Of course some artists will cultivate a loyal enough fan base that will stream their music no matter how long in between new albums, but for an up and coming artist, and artists who want to make more money off of streams, it would be safe to say that more is better.

It is public knowledge that Spotify doesn’t make the bulk of their money from streaming. In fact, one of Spotify’s biggest costs is paying royalties to the labels who own the master copies of the recorded music that enables Spotify to stream music in the first place. So, the issue of artists getting paid more for streams doesn’t look like it will be getting solved anytime soon because of this. So, the solution for this? Put more content out there quicker and you will be paid more.

This is where Daniel Elk got into hot water. Countless artists and fans balked out the idea of their favorite artist rushing to make an album that is sub-par to meet an unrealistic demand of a guy in a suit. My only question with this is where is the precedent for such a claim? I’m sure everyone has an example or two of an artist that took a few years to create an album, only to find that it didn’t live up to expectations. In fact, Led Zeppelin released 4 albums from January 1969 – November 1971 and they all went platinum!

Daniel Elk isn’t wrong, but he definitely was oblivious to the optics of such a statement. I would even propose that he misspoke in that instead of basically saying that artists need to pump out more albums maybe he meant just songs. And why is that such a bad thing? Do artist need to create entire albums anymore? Why not just release songs as they are created and if the idea of an album comes to fruition, then sit down and iron one out?

I don’t like the idea of a big corporation forcing my favorite artists to pump out music that would diminish the quality of the music, but I also don’t want to go back to a world where I have to buy albums again. It’s a catch 22 in that if we want artist to take their time and focus on the music, they need to get paid more, in order to do so we would have to go back to the album model again which is not ideal for the listener. I’m sure those of us who are old enough to remember how much it sucked paying $18 for an album to find that you only liked 2 songs on it are terrified of going back to this reality.

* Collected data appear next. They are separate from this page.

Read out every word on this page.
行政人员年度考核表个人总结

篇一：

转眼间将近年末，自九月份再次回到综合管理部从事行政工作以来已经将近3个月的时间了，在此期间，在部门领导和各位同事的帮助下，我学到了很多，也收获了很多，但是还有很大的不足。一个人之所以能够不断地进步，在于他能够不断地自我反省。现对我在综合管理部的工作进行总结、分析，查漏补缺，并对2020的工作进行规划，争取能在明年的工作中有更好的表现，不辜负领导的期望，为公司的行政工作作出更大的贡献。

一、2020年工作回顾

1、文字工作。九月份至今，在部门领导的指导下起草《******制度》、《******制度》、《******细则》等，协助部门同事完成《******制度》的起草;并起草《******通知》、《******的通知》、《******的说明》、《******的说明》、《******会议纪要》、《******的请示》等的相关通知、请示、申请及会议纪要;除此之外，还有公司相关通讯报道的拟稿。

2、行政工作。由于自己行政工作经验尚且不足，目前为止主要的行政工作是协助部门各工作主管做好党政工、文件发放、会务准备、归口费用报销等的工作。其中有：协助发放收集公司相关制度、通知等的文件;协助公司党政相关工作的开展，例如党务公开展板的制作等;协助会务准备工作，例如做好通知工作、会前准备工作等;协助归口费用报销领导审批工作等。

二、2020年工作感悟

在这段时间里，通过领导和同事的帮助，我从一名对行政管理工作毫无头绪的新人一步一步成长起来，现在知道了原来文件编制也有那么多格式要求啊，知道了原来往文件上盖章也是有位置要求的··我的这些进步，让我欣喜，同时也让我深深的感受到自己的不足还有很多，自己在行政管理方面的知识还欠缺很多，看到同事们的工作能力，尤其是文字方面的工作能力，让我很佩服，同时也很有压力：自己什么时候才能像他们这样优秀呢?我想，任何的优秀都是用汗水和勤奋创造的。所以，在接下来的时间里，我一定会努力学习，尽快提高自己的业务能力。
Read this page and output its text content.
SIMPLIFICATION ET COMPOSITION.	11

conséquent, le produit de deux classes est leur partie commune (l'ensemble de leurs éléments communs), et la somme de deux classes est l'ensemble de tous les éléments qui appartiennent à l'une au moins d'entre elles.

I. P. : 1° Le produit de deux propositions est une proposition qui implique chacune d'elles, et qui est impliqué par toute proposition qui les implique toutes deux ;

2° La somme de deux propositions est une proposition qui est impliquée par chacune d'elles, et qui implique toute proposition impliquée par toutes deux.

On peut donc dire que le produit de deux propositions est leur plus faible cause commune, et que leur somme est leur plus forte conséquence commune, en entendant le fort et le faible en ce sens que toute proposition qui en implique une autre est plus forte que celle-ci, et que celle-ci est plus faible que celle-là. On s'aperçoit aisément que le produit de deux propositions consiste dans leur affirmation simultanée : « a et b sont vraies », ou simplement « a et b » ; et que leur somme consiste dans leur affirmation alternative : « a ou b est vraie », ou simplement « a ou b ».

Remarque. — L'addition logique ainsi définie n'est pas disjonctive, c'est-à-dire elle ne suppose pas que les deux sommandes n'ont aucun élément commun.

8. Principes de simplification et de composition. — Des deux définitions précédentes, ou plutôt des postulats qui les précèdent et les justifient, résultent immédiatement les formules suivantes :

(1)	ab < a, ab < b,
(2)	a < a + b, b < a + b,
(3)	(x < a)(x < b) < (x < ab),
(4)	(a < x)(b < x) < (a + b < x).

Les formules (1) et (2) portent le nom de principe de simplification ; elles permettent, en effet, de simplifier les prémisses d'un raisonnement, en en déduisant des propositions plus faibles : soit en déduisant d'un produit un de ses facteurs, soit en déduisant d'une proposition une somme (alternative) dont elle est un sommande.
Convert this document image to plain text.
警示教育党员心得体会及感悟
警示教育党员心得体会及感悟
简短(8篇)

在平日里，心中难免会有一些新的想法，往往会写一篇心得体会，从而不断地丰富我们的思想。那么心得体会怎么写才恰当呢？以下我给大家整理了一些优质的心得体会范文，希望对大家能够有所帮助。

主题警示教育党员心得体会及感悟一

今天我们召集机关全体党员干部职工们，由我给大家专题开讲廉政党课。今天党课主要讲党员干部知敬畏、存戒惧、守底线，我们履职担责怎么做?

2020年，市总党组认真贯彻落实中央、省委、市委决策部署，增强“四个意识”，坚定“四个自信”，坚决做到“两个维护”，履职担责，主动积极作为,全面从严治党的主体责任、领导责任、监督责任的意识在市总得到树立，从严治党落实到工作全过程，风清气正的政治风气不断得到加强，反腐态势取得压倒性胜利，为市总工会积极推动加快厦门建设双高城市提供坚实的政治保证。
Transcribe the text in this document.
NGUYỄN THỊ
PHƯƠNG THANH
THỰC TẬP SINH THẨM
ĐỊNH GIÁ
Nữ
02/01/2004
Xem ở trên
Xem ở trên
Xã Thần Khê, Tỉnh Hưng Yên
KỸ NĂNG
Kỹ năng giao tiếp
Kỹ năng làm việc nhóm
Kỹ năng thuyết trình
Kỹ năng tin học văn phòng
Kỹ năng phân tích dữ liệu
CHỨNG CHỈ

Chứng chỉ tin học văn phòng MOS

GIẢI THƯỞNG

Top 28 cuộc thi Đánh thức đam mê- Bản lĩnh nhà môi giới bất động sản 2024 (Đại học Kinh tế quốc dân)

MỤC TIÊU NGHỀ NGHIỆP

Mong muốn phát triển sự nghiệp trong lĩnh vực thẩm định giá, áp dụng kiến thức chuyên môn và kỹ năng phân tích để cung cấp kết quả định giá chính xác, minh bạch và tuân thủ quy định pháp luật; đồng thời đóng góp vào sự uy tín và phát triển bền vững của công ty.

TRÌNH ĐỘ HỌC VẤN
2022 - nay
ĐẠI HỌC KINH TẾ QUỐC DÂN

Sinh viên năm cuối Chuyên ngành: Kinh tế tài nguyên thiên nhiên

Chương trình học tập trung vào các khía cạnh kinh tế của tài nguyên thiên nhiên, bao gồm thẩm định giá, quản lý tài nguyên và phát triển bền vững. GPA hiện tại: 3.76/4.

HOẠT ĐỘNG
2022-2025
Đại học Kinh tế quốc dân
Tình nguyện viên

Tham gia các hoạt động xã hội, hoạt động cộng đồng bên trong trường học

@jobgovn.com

Both sides are right here and rather than bicker back and forth about who is, we need to start thinking of solutions to this conundrum. It’s not as simple as a big corporation being greedy and demanding more out of their “employees” or thinking that music quality equals more time spent on producing songs. It really comes down to artists and listeners finding a happy medium between how artists want to produce content and how the listeners want to consume it.